Wednesday, March 17th
  • The bill banning municipalities from using unmarked police cars in traffic enforcement fell one vote shy of passage in the full Senate. HB 1212 by Sen. Glenn Coffee (see above) received 24 aye votes and 20 nay votes, just one short of the majority needed for approval. Sen. Herb Rozell successfully amended the bill to allow unmarked cars to be used as long a specific combination of lights were displayed on the vehicle and the occupant wore a police uniform. Sen. Coffee kept the bill alive on a motion to reconsider in hopes of passing the bill at a later date.

  • The Senate Appropriations Subcommittee on Public Safety killed legislation requested by the Oklahoma Public Employees Association which would have created an eight-member Joint Legislative Committee for Inspection of Correctional Institutions. The OPEA claimed the panel would help oversee the private and public prison industry, but opponents of HB 1137 felt that those oversight responsibilities should remain with the Department of Corrections.

  • In an effort to address encroaching urban growth into rural areas, the Senate Appropriations Subcommittee on Natural Resources and Regulatory Services approved HJR 1013 on a 4-3 vote. The legislation by Sen. Rick Littlefield is designed to require growing cities to make payments instead of property taxes to help support the infrastructure of the surrounding counties that are affected by their growth. Littlefield indicated the legislation was aimed specifically at Tulsa's acquisition of Lake Eucha and Spavinaw in Delaware and Mayes Counties.

  • The Senate Appropriations Subcommittee on General Government and Transportation approved legislation that would require agencies to be better stewards of their state funding. HB 1622 by Sen. Cal Hobson would require agencies to implement program-based budgeting in five-year strategic plans, justifying each dollar they spend.

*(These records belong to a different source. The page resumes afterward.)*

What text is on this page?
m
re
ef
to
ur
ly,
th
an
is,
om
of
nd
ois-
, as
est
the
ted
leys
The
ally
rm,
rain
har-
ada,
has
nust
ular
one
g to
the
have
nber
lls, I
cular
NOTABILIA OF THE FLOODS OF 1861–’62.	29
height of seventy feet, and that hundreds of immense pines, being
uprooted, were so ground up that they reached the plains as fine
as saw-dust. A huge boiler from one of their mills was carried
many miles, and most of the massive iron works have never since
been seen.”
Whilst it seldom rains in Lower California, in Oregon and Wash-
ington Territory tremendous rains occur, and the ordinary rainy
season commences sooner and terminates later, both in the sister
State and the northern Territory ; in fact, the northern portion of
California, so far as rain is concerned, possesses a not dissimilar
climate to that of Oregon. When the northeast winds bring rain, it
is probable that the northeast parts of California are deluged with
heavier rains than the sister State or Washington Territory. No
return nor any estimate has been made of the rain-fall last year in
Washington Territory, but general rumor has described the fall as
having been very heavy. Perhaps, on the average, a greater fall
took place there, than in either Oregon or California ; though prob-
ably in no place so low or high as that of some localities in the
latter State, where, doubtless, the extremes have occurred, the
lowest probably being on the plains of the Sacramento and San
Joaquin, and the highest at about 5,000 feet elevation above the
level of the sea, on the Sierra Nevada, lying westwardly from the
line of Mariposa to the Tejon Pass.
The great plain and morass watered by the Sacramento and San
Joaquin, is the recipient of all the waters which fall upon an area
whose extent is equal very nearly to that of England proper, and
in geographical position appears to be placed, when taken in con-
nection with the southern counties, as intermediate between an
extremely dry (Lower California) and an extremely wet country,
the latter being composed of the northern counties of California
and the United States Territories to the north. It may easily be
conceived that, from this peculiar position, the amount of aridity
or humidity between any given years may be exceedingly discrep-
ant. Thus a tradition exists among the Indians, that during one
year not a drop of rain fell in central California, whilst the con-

  • The full House approved legislation designed to ban the sale of so-called "gray market" cigarettes. SB 452 by Sen. Ted Fisher would prohibit the U.S. sale of cigarettes that have not had a surcharge placed on them because they have been packaged for marketing overseas. Backers of the bill say the untaxed cigarettes cost government a great deal of revenue. It was approved on a 98-1 vote.

  • The House Public Health Committee killed SB 535, legislation which have allowed the State Board of Health to levy fines against unlicensed barbers. The fines could have gone as $500 a day for each day an unlicensed barber stayed in business. The panel approved SB 632 by Sen. Frank Shurden which would prohibit the mixing of horsemeat with chicken or turkey that is intended for human consumption. The mixing of horsemeat in other meats is already prohibited by state law.

 

Thursday, March 18th
  • The Senate met briefly and then adjourned so it could continue work on bills in committee. Lawmakers have until March 25th, next Thursday, to pass all bills out of committee.

 

Other News
  • Oklahoma dropped another rung on the education funding ladder, falling to 50th lowest in the country, according to a new national report on per pupil expenditures. The latest funding estimates from the National Education Association indicate only Utah spends less on its public school students than Oklahoma. In a comparison of estimated education spending in the 50 states and the District of Columbia, Oklahoma ranked 50th in per pupil expenditures. That marks a decline from the last NEA report which ranked Oklahoma 48th in the nation.

  • OU President David Boren announced his support for charter school legislation, saying such schools have worked in other states with "a high level of accountability in performance standards and a minimum number of bureaucratic hurdles to meet." Charters schools allow private citizens or groups to seek local approval to open and operate independent schools. Charter legislation is currently being considered in the Legislature.